I can see the Content-Encoding=gzip header and this time I have not changed the lua_zlib.c instead of that I have passed the argument to deflate() as you suggested above.

Thanks,

brimworks commented 10 years ago

Have you tried removing this line just to make sure that this is indeed a problem with lua-zlib?

ngx.arg[1] = string.gsub(ngx.arg[1], "SEARCH", "REPLACE")

...some other things I would try is using a packet sniffer (such as tcpflow) to verify that there isn't something else wrong. For example, HTTP can either be "chunk" encoded or specify an explicit Content-Length... if the Content-Length was not updated after the gzip then the browser could be doing a "short read"... if "chunk"ed then the special "0" sized chunk that indicates the end could be prematurely inserted.

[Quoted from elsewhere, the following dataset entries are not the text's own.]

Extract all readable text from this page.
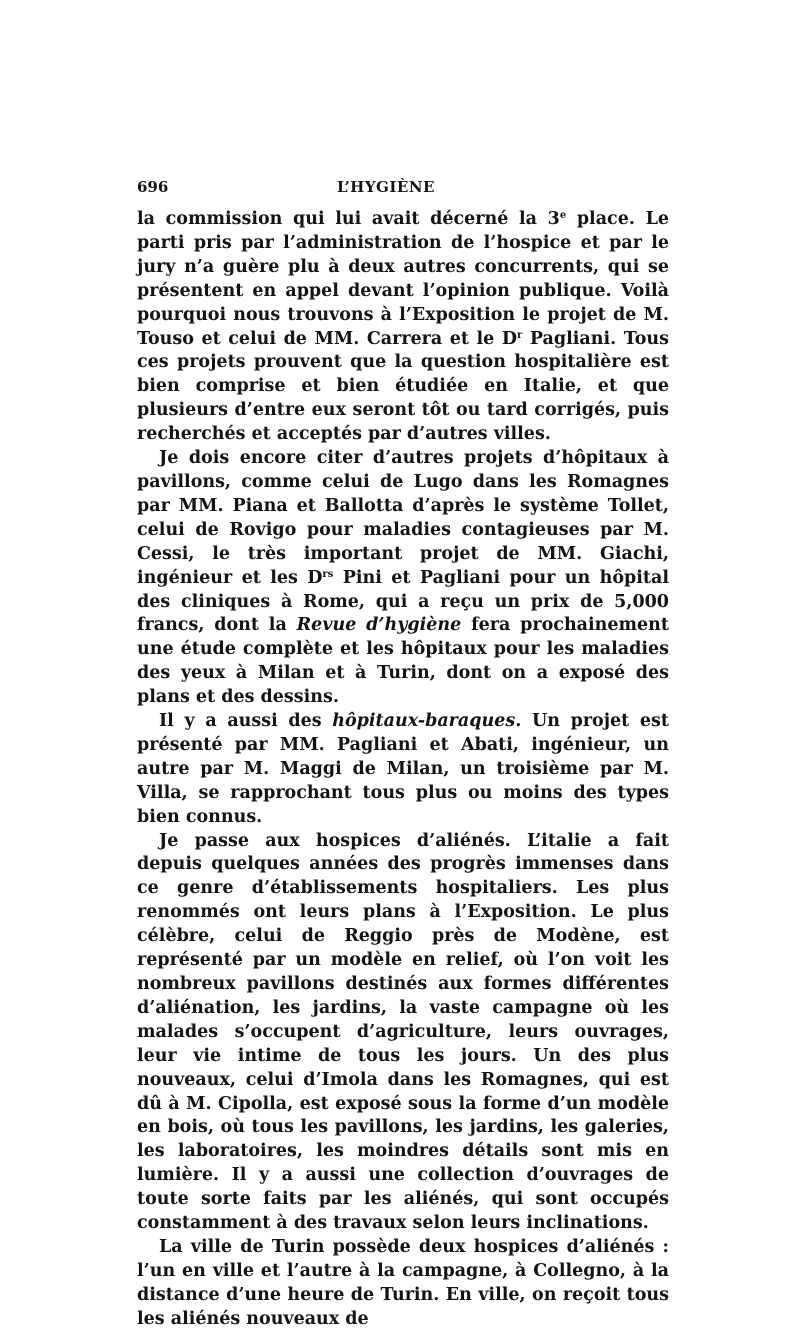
696	L’HYGIÈNE

la commission qui lui avait décerné la 3e place. Le parti pris par l’administration de l’hospice et par le jury n’a guère plu à deux autres concurrents, qui se présentent en appel devant l’opinion publique. Voilà pourquoi nous trouvons à l’Exposition le projet de M. Touso et celui de MM. Carrera et le $D^r$ Pagliani. Tous ces projets prouvent que la question hospitalière est bien comprise et bien étudiée en Italie, et que plusieurs d’entre eux seront tôt ou tard corrigés, puis recherchés et acceptés par d’autres villes.

Je dois encore citer d’autres projets d’hôpitaux à pavillons, comme celui de Lugo dans les Romagnes par MM. Piana et Ballotta d’après le système Tollet, celui de Rovigo pour maladies contagieuses par M. Cessi, le très important projet de MM. Giachi, ingénieur et les $D^{rs}$ Pini et Pagliani pour un hôpital des cliniques à Rome, qui a reçu un prix de 5,000 francs, dont la Revue d’hygiène fera prochainement une étude complète et les hôpitaux pour les maladies des yeux à Milan et à Turin, dont on a exposé des plans et des dessins.

Il y a aussi des hôpitaux-baraques. Un projet est présenté par MM. Pagliani et Abati, ingénieur, un autre par M. Maggi de Milan, un troisième par M. Villa, se rapprochant tous plus ou moins des types bien connus.

Je passe aux hospices d’aliénés. L’italie a fait depuis quelques années des progrès immenses dans ce genre d’établissements hospitaliers. Les plus renommés ont leurs plans à l’Exposition. Le plus célèbre, celui de Reggio près de Modène, est représenté par un modèle en relief, où l’on voit les nombreux pavillons destinés aux formes différentes d’aliénation, les jardins, la vaste campagne où les malades s’occupent d’agriculture, leurs ouvrages, leur vie intime de tous les jours. Un des plus nouveaux, celui d’Imola dans les Romagnes, qui est dû à M. Cipolla, est exposé sous la forme d’un modèle en bois, où tous les pavillons, les jardins, les galeries, les laboratoires, les moindres détails sont mis en lumière. Il y a aussi une collection d’ouvrages de toute sorte faits par les aliénés, qui sont occupés constamment à des travaux selon leurs inclinations.

La ville de Turin possède deux hospices d’aliénés : l’un en ville et l’autre à la campagne, à Collegno, à la distance d’une heure de Turin. En ville, on reçoit tous les aliénés nouveaux de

So, basically I'm suggesting ways to make sure that the blame is really with lua-zlib :).

Thanks, -Brian

bhargavtrivedi commented 10 years ago

Hi,

Yes I tried with removing that string.gsub line too. I also tried to print inflated stream as error in log file and also noticed that it prints the half HTML content in log too.

Yes Content-Length can be the problem but I set it to nil so it should not be the issue.

I have tried to process (decompress then modify then compress again) the same compressed HTML file and it works.

But when I use same code (lua-zlib) with Nginx it doesn't work. If I don't use gzip compression then it works just fine.

Yes HTTP response can be in multiple chunks , How does inflate/deflate work in that case?

I also tried with initializing inflate stream separately (only once for multiple chunks) but in that case I got same result with below error.

IllegalState: calling inflate function when stream was previously closed stack traceback: [C]: in function 'stream'

Thanks, Bhargav

brimworks commented 10 years ago

Can you give me some sample input to deflate that causes this partial compression? Can you put it in a "gist"? https://gist.github.com/

Thanks, -Brian

bhargavtrivedi commented 10 years ago

Hi,

Finally the issue is not with lua-zlib, it was because of chunk data.

Thanks for you help on this.